Mellie packs up and skulks out of the White House, with nary a sign of that baby in her possession. Nobody even discussed the baby. Hey, Fitz? Mellie? Remember that time you had a baby? That baby still exists. Where will that baby live? Should we put out an APB on that baby? Does either of you know its name?

Portia preens as she unpacks her stuff into Cyrus’s old office just as he’s being escorted off the premises. This is why I think she knew exactly what she was doing when she leaked the truth to Fitz; her facial expression certainly conveys that she is the cat who ate the canary and then dancing on the grace of Cyrus’s career, which is buried next to his humanity, which is buried next to James.

Fitz goes to Liv’s place, but she’s not there, so he returns to his patio to brood. And who should be waiting there…

… but Olivia herself, wearing a new twist on a wine cardigan. It’s… a wine cardigan that buttons at the shoulder. One might call that a sweater, but it honestly does look more like she’s just trying to turn the wine cardigan industry on its ear. She is so far ahead of the world in terms of drinking fashion that we can only sit back and panic about how the hell to wear that.

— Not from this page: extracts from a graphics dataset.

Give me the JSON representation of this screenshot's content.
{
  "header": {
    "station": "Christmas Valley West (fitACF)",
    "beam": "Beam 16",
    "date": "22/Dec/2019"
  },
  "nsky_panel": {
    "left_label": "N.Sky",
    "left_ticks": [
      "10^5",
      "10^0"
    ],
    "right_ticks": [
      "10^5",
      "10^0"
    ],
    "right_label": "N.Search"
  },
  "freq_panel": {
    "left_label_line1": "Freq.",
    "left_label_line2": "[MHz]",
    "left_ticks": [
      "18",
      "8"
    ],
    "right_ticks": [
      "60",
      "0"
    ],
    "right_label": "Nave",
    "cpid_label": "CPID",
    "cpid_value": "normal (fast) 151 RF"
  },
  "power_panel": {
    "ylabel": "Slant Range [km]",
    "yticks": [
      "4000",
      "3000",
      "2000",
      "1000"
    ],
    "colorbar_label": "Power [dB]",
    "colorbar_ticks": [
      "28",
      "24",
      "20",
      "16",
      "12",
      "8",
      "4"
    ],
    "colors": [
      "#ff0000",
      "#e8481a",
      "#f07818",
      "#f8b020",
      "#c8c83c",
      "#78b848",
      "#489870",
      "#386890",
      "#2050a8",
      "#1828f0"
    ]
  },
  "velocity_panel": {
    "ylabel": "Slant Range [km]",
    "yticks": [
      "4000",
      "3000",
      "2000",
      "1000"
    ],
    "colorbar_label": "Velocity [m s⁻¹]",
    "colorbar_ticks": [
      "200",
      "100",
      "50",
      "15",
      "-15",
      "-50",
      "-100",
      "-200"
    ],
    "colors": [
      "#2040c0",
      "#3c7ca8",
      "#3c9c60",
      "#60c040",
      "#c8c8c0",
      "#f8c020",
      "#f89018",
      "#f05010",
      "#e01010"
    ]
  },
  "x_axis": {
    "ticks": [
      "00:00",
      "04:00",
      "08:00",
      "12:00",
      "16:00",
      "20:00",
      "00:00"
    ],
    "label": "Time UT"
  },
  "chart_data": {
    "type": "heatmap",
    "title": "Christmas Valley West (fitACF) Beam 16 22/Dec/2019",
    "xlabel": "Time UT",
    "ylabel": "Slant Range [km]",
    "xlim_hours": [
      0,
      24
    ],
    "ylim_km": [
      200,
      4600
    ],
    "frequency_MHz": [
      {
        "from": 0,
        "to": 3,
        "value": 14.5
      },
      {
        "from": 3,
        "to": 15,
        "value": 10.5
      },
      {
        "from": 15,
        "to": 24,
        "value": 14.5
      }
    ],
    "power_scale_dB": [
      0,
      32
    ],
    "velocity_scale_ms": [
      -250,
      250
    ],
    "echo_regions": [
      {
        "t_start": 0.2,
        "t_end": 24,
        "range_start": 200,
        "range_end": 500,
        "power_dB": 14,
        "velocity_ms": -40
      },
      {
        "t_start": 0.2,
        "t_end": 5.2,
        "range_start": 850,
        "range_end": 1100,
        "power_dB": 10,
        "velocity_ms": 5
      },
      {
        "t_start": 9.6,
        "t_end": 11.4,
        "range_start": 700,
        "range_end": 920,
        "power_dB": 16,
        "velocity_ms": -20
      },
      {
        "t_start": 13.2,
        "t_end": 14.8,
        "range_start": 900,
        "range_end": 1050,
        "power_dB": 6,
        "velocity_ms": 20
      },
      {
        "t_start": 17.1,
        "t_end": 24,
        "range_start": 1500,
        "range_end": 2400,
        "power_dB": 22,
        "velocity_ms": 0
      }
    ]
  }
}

The show also goes to great pains to frame them with the glowing phallus of Washington standing erect between them.

And then Fitz takes her in his arms and they make out, after he wonders, “What happens now?” And she basically says, “Whatever we want.” Edited to add because I forgot to mention it: They strike up “Here Comes The Sun” at this part, which… y’all, you’re mixing your references here. The sun was Olivia and Jake. But I guess there isn’t a song called “Here Comes My Vermont Jam Empire.”

And the thing is, there are a hundred reasons in the past why I have hated this relationship and the power dynamic between them, which always seemed to be Fitz pushing and pushing until she let him take, and then being a whiny baby and a poor world leader. But the actors have good enough chemistry, and enough other dominoes fell in this hour, that seeing the two of them celebrate their temporary happy ending actually felt like heaving a sigh of relief. Diet Homeland With Alias is over, one hopes, with Eli’s imprisonment. Maya is on the loose, but is too expensive for regular use. Jake is out of the romantic picture. Huck might be gone. Mellie is a senator, but no longer on Team Grant, which means she’ll be a little bit desperate again and a lot more Machiamellie. Cyrus is God knows where — possibly about to become Mellie’s new strategist — and Portia de Rossi and Abby might make for a lovely if unholy union. For the first time, there is potential for this show to actually, really, sincerely, turn a page.